Judge rules bargaining sessions not subject to Public Meetings Law


Multnomah County Circuit Court Judge Leslie Roberts today ruled that bargaining sessions between TriMet and the Amalgamated Transit Union (ATU) are not subject to the Oregon Public Meetings Law. This means that the bargaining sessions are not open to the public as a matter of right, but the parties may agree to invite other attendees.

TriMet has stated its desire to have the news media attend and report on the sessions as part of a comprehensive media negotiations ground rule. The ATU and TriMet have not reached agreement on this issue.

“Having the news media report on the sessions will be a first for us, and will provide the transparency we desire in negotiating a new contract that is fair to our employees, our riders and taxpayers,” said TriMet Executive Director of Labor Relations and Human Resources Randy Stedman.

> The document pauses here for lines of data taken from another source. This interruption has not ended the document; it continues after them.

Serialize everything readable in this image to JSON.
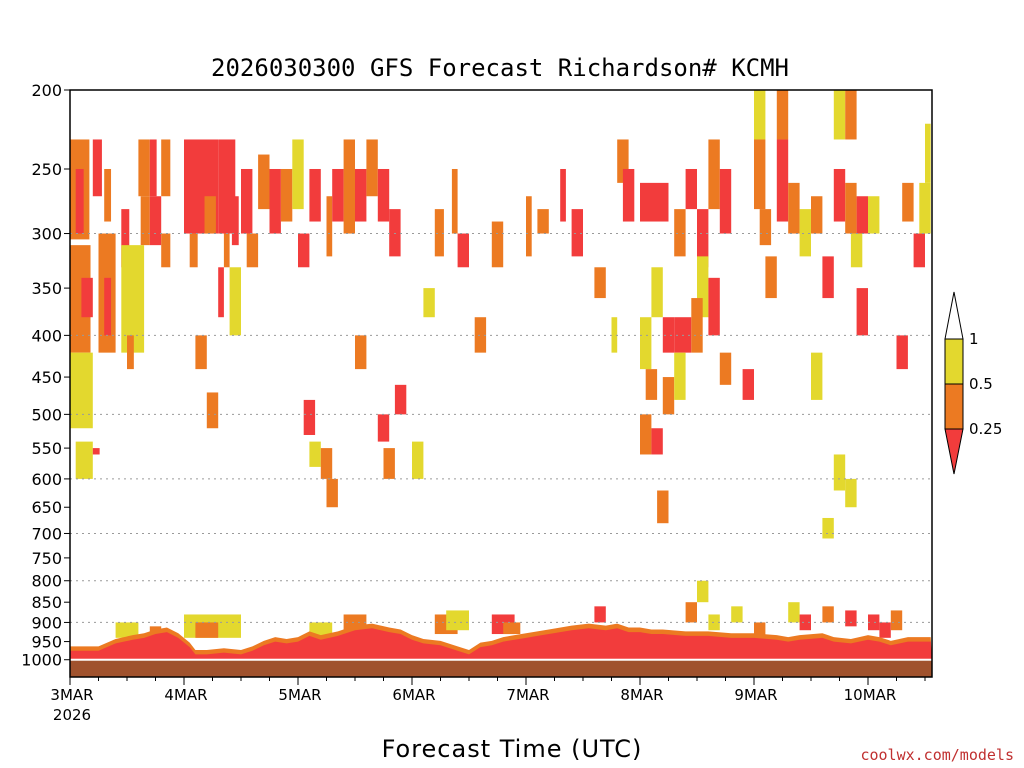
{
  "chart_data": {
    "type": "heatmap",
    "title": "2026030300 GFS Forecast Richardson# KCMH",
    "xlabel": "Forecast Time (UTC)",
    "ylabel": "",
    "x_ticks": [
      "3MAR",
      "4MAR",
      "5MAR",
      "6MAR",
      "7MAR",
      "8MAR",
      "9MAR",
      "10MAR"
    ],
    "x_tick_days": [
      0,
      1,
      2,
      3,
      4,
      5,
      6,
      7
    ],
    "x_year_label": "2026",
    "xlim_days": [
      0,
      7.55
    ],
    "y_ticks": [
      200,
      250,
      300,
      350,
      400,
      450,
      500,
      550,
      600,
      650,
      700,
      750,
      800,
      850,
      900,
      950,
      1000
    ],
    "y_gridlines": [
      300,
      400,
      500,
      600,
      700,
      800,
      900
    ],
    "ylim": [
      200,
      1050
    ],
    "y_scale": "log-pressure (inverted)",
    "colorbar": {
      "levels": [
        "1",
        "0.5",
        "0.25"
      ],
      "colors": {
        "above_1": "#ffffff",
        "0.5-1": "#e3d82e",
        "0.25-0.5": "#ec7a22",
        "below_0.25": "#f23c3c"
      }
    },
    "colors": {
      "yellow": "#e3d82e",
      "orange": "#ec7a22",
      "red": "#f23c3c",
      "ground": "#a0522d"
    },
    "cells": [
      [
        0.0,
        0.17,
        230,
        305,
        "orange"
      ],
      [
        0.05,
        0.12,
        250,
        300,
        "red"
      ],
      [
        0.2,
        0.28,
        230,
        270,
        "red"
      ],
      [
        0.3,
        0.36,
        250,
        290,
        "orange"
      ],
      [
        0.0,
        0.18,
        310,
        420,
        "orange"
      ],
      [
        0.1,
        0.2,
        340,
        380,
        "red"
      ],
      [
        0.25,
        0.4,
        300,
        420,
        "orange"
      ],
      [
        0.3,
        0.36,
        340,
        400,
        "red"
      ],
      [
        0.0,
        0.2,
        420,
        520,
        "yellow"
      ],
      [
        0.05,
        0.2,
        540,
        600,
        "yellow"
      ],
      [
        0.2,
        0.26,
        550,
        560,
        "red"
      ],
      [
        0.45,
        0.52,
        280,
        330,
        "red"
      ],
      [
        0.6,
        0.7,
        230,
        270,
        "orange"
      ],
      [
        0.7,
        0.76,
        230,
        270,
        "red"
      ],
      [
        0.8,
        0.88,
        230,
        270,
        "orange"
      ],
      [
        0.62,
        0.7,
        270,
        310,
        "orange"
      ],
      [
        0.45,
        0.65,
        310,
        420,
        "yellow"
      ],
      [
        0.5,
        0.56,
        400,
        440,
        "orange"
      ],
      [
        0.7,
        0.8,
        270,
        310,
        "red"
      ],
      [
        0.8,
        0.88,
        300,
        330,
        "orange"
      ],
      [
        1.0,
        1.3,
        230,
        300,
        "red"
      ],
      [
        1.05,
        1.12,
        300,
        330,
        "orange"
      ],
      [
        1.18,
        1.28,
        270,
        300,
        "orange"
      ],
      [
        1.3,
        1.45,
        230,
        300,
        "red"
      ],
      [
        1.35,
        1.4,
        300,
        330,
        "orange"
      ],
      [
        1.42,
        1.48,
        270,
        310,
        "red"
      ],
      [
        1.5,
        1.6,
        250,
        300,
        "red"
      ],
      [
        1.55,
        1.65,
        300,
        330,
        "orange"
      ],
      [
        1.1,
        1.2,
        400,
        440,
        "orange"
      ],
      [
        1.2,
        1.3,
        470,
        520,
        "orange"
      ],
      [
        1.3,
        1.35,
        330,
        380,
        "red"
      ],
      [
        1.4,
        1.5,
        330,
        400,
        "yellow"
      ],
      [
        1.65,
        1.75,
        240,
        280,
        "orange"
      ],
      [
        1.75,
        1.85,
        250,
        300,
        "red"
      ],
      [
        1.85,
        1.95,
        250,
        290,
        "orange"
      ],
      [
        1.95,
        2.05,
        230,
        280,
        "yellow"
      ],
      [
        2.0,
        2.1,
        300,
        330,
        "red"
      ],
      [
        2.1,
        2.2,
        250,
        290,
        "red"
      ],
      [
        2.25,
        2.3,
        270,
        320,
        "orange"
      ],
      [
        2.3,
        2.4,
        250,
        290,
        "red"
      ],
      [
        2.05,
        2.15,
        480,
        530,
        "red"
      ],
      [
        2.1,
        2.2,
        540,
        580,
        "yellow"
      ],
      [
        2.2,
        2.3,
        550,
        600,
        "orange"
      ],
      [
        2.25,
        2.35,
        600,
        650,
        "orange"
      ],
      [
        2.4,
        2.5,
        230,
        300,
        "orange"
      ],
      [
        2.5,
        2.6,
        250,
        290,
        "red"
      ],
      [
        2.6,
        2.7,
        230,
        270,
        "orange"
      ],
      [
        2.7,
        2.8,
        250,
        290,
        "red"
      ],
      [
        2.8,
        2.9,
        280,
        320,
        "red"
      ],
      [
        2.5,
        2.6,
        400,
        440,
        "orange"
      ],
      [
        2.7,
        2.8,
        500,
        540,
        "red"
      ],
      [
        2.75,
        2.85,
        550,
        600,
        "orange"
      ],
      [
        3.2,
        3.28,
        280,
        320,
        "orange"
      ],
      [
        3.35,
        3.4,
        250,
        300,
        "orange"
      ],
      [
        3.4,
        3.5,
        300,
        330,
        "red"
      ],
      [
        3.55,
        3.65,
        380,
        420,
        "orange"
      ],
      [
        3.7,
        3.8,
        290,
        330,
        "orange"
      ],
      [
        3.1,
        3.2,
        350,
        380,
        "yellow"
      ],
      [
        3.0,
        3.1,
        540,
        600,
        "yellow"
      ],
      [
        2.85,
        2.95,
        460,
        500,
        "red"
      ],
      [
        4.0,
        4.05,
        270,
        320,
        "orange"
      ],
      [
        4.1,
        4.2,
        280,
        300,
        "orange"
      ],
      [
        4.3,
        4.35,
        250,
        290,
        "red"
      ],
      [
        4.4,
        4.5,
        280,
        320,
        "red"
      ],
      [
        4.6,
        4.7,
        330,
        360,
        "orange"
      ],
      [
        4.8,
        4.9,
        230,
        260,
        "orange"
      ],
      [
        4.85,
        4.95,
        250,
        290,
        "red"
      ],
      [
        4.75,
        4.8,
        380,
        420,
        "yellow"
      ],
      [
        5.0,
        5.25,
        260,
        290,
        "red"
      ],
      [
        5.3,
        5.4,
        280,
        320,
        "orange"
      ],
      [
        5.4,
        5.5,
        250,
        280,
        "red"
      ],
      [
        5.5,
        5.6,
        280,
        330,
        "red"
      ],
      [
        5.6,
        5.7,
        230,
        280,
        "orange"
      ],
      [
        5.7,
        5.8,
        250,
        300,
        "red"
      ],
      [
        5.5,
        5.6,
        320,
        380,
        "yellow"
      ],
      [
        5.6,
        5.7,
        340,
        400,
        "red"
      ],
      [
        5.1,
        5.2,
        330,
        380,
        "yellow"
      ],
      [
        5.2,
        5.3,
        380,
        420,
        "red"
      ],
      [
        5.3,
        5.45,
        380,
        420,
        "red"
      ],
      [
        5.45,
        5.55,
        360,
        420,
        "orange"
      ],
      [
        5.0,
        5.1,
        380,
        440,
        "yellow"
      ],
      [
        5.05,
        5.15,
        440,
        480,
        "orange"
      ],
      [
        5.2,
        5.3,
        450,
        500,
        "orange"
      ],
      [
        5.3,
        5.4,
        420,
        480,
        "yellow"
      ],
      [
        5.7,
        5.8,
        420,
        460,
        "orange"
      ],
      [
        5.9,
        6.0,
        440,
        480,
        "red"
      ],
      [
        6.0,
        6.1,
        200,
        230,
        "yellow"
      ],
      [
        6.0,
        6.1,
        230,
        280,
        "orange"
      ],
      [
        6.05,
        6.15,
        280,
        310,
        "orange"
      ],
      [
        6.1,
        6.2,
        320,
        360,
        "orange"
      ],
      [
        6.2,
        6.3,
        200,
        230,
        "orange"
      ],
      [
        6.2,
        6.3,
        230,
        290,
        "red"
      ],
      [
        6.3,
        6.4,
        260,
        300,
        "orange"
      ],
      [
        6.4,
        6.5,
        280,
        320,
        "yellow"
      ],
      [
        6.5,
        6.6,
        270,
        300,
        "orange"
      ],
      [
        6.6,
        6.7,
        320,
        360,
        "red"
      ],
      [
        6.7,
        6.8,
        200,
        230,
        "yellow"
      ],
      [
        6.8,
        6.9,
        200,
        230,
        "orange"
      ],
      [
        6.9,
        7.0,
        270,
        300,
        "red"
      ],
      [
        7.0,
        7.1,
        270,
        300,
        "yellow"
      ],
      [
        6.7,
        6.8,
        250,
        290,
        "red"
      ],
      [
        6.8,
        6.9,
        260,
        300,
        "orange"
      ],
      [
        6.85,
        6.95,
        300,
        330,
        "yellow"
      ],
      [
        6.9,
        7.0,
        350,
        400,
        "red"
      ],
      [
        6.5,
        6.6,
        420,
        480,
        "yellow"
      ],
      [
        6.7,
        6.8,
        560,
        620,
        "yellow"
      ],
      [
        6.8,
        6.9,
        600,
        650,
        "yellow"
      ],
      [
        6.6,
        6.7,
        670,
        710,
        "yellow"
      ],
      [
        6.3,
        6.4,
        850,
        900,
        "yellow"
      ],
      [
        6.4,
        6.5,
        880,
        920,
        "red"
      ],
      [
        6.6,
        6.7,
        860,
        900,
        "orange"
      ],
      [
        6.8,
        6.9,
        870,
        910,
        "red"
      ],
      [
        7.0,
        7.1,
        880,
        920,
        "red"
      ],
      [
        7.1,
        7.2,
        900,
        940,
        "red"
      ],
      [
        7.2,
        7.3,
        870,
        920,
        "orange"
      ],
      [
        7.25,
        7.35,
        400,
        440,
        "red"
      ],
      [
        7.3,
        7.4,
        260,
        290,
        "orange"
      ],
      [
        7.4,
        7.5,
        300,
        330,
        "red"
      ],
      [
        7.45,
        7.55,
        260,
        300,
        "yellow"
      ],
      [
        7.5,
        7.55,
        220,
        260,
        "yellow"
      ],
      [
        5.0,
        5.1,
        500,
        560,
        "orange"
      ],
      [
        5.1,
        5.2,
        520,
        560,
        "red"
      ],
      [
        5.15,
        5.25,
        620,
        680,
        "orange"
      ],
      [
        5.4,
        5.5,
        850,
        900,
        "orange"
      ],
      [
        5.5,
        5.6,
        800,
        850,
        "yellow"
      ],
      [
        5.6,
        5.7,
        880,
        920,
        "yellow"
      ],
      [
        5.8,
        5.9,
        860,
        900,
        "yellow"
      ],
      [
        6.0,
        6.1,
        900,
        940,
        "orange"
      ],
      [
        1.0,
        1.5,
        880,
        940,
        "yellow"
      ],
      [
        1.1,
        1.3,
        900,
        940,
        "orange"
      ],
      [
        0.4,
        0.6,
        900,
        940,
        "yellow"
      ],
      [
        2.1,
        2.3,
        900,
        940,
        "yellow"
      ],
      [
        3.2,
        3.4,
        880,
        930,
        "orange"
      ],
      [
        3.3,
        3.5,
        870,
        920,
        "yellow"
      ],
      [
        3.7,
        3.9,
        880,
        930,
        "red"
      ],
      [
        3.8,
        3.95,
        900,
        930,
        "orange"
      ],
      [
        0.5,
        0.9,
        940,
        990,
        "red"
      ],
      [
        0.7,
        0.8,
        910,
        950,
        "orange"
      ],
      [
        2.4,
        2.6,
        880,
        930,
        "orange"
      ],
      [
        4.6,
        4.7,
        860,
        900,
        "red"
      ]
    ],
    "bl_columns": [
      [
        0.0,
        975
      ],
      [
        0.25,
        975
      ],
      [
        0.4,
        955
      ],
      [
        0.55,
        945
      ],
      [
        0.65,
        940
      ],
      [
        0.75,
        930
      ],
      [
        0.85,
        925
      ],
      [
        0.95,
        940
      ],
      [
        1.05,
        965
      ],
      [
        1.1,
        985
      ],
      [
        1.2,
        985
      ],
      [
        1.35,
        980
      ],
      [
        1.5,
        985
      ],
      [
        1.6,
        975
      ],
      [
        1.7,
        960
      ],
      [
        1.8,
        950
      ],
      [
        1.9,
        955
      ],
      [
        2.0,
        950
      ],
      [
        2.1,
        935
      ],
      [
        2.2,
        945
      ],
      [
        2.35,
        935
      ],
      [
        2.5,
        920
      ],
      [
        2.65,
        915
      ],
      [
        2.8,
        925
      ],
      [
        2.9,
        930
      ],
      [
        3.0,
        945
      ],
      [
        3.1,
        955
      ],
      [
        3.25,
        960
      ],
      [
        3.4,
        975
      ],
      [
        3.5,
        985
      ],
      [
        3.6,
        965
      ],
      [
        3.7,
        960
      ],
      [
        3.8,
        950
      ],
      [
        3.9,
        945
      ],
      [
        4.0,
        940
      ],
      [
        4.1,
        935
      ],
      [
        4.2,
        930
      ],
      [
        4.4,
        920
      ],
      [
        4.55,
        915
      ],
      [
        4.7,
        920
      ],
      [
        4.8,
        915
      ],
      [
        4.9,
        925
      ],
      [
        5.0,
        925
      ],
      [
        5.1,
        930
      ],
      [
        5.2,
        930
      ],
      [
        5.4,
        935
      ],
      [
        5.6,
        935
      ],
      [
        5.8,
        940
      ],
      [
        6.0,
        940
      ],
      [
        6.2,
        945
      ],
      [
        6.3,
        950
      ],
      [
        6.4,
        945
      ],
      [
        6.6,
        940
      ],
      [
        6.7,
        950
      ],
      [
        6.85,
        955
      ],
      [
        7.0,
        945
      ],
      [
        7.1,
        950
      ],
      [
        7.2,
        960
      ],
      [
        7.35,
        950
      ],
      [
        7.55,
        950
      ]
    ]
  },
  "credit": "coolwx.com/models"
}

After 2.5 years, the 2009-2012 contract was settled through interest arbitration 4-1/2 months before it expired on Nov. 30, 2012. For the subsequent contract, the ATU sent notice in September demanding to bargain, with three sessions agreed to in November and December 2012.

However, the ATU did not show up for any of the sessions after demanding that the sessions be treated as Public Meetings. The ruling today affirms that the Oregon Public Meetings Law does not apply to these negotiation sessions.

TriMet also filed an Unfair Labor Practice Complaint with the Oregon Employment Relations Board (ERB) on January 2 to require the ATU to come to the bargaining table and begin bargaining in good faith. The Unfair Labor Practice (ULP) complaint also asked ERB to establish November 30 as the 150-day trigger for negotiations as required by state statute. ERB has not ruled on this ULP.

TriMet’s contract proposal all other information related to contract negotiations is posted on the agency’s website: trimet.org/newcontract.

TriMet’s proposal

The agency’s top issue for the next contract is to reduce the costs of one of the most generous health care benefits in the country. The current contract resulted in minimal changes to health care benefits, but the costs remain unsustainable and keep the agency at risk to continue service cuts and fare increases to balance its budget. TriMet’s proposal related to health care calls for moving the current preferred provider plan from a 90/10 share to an 80/20 plan that includes employees paying six percent of the cost of the service provided. This change would match what TriMet administrative employees pay for the preferred provider plan.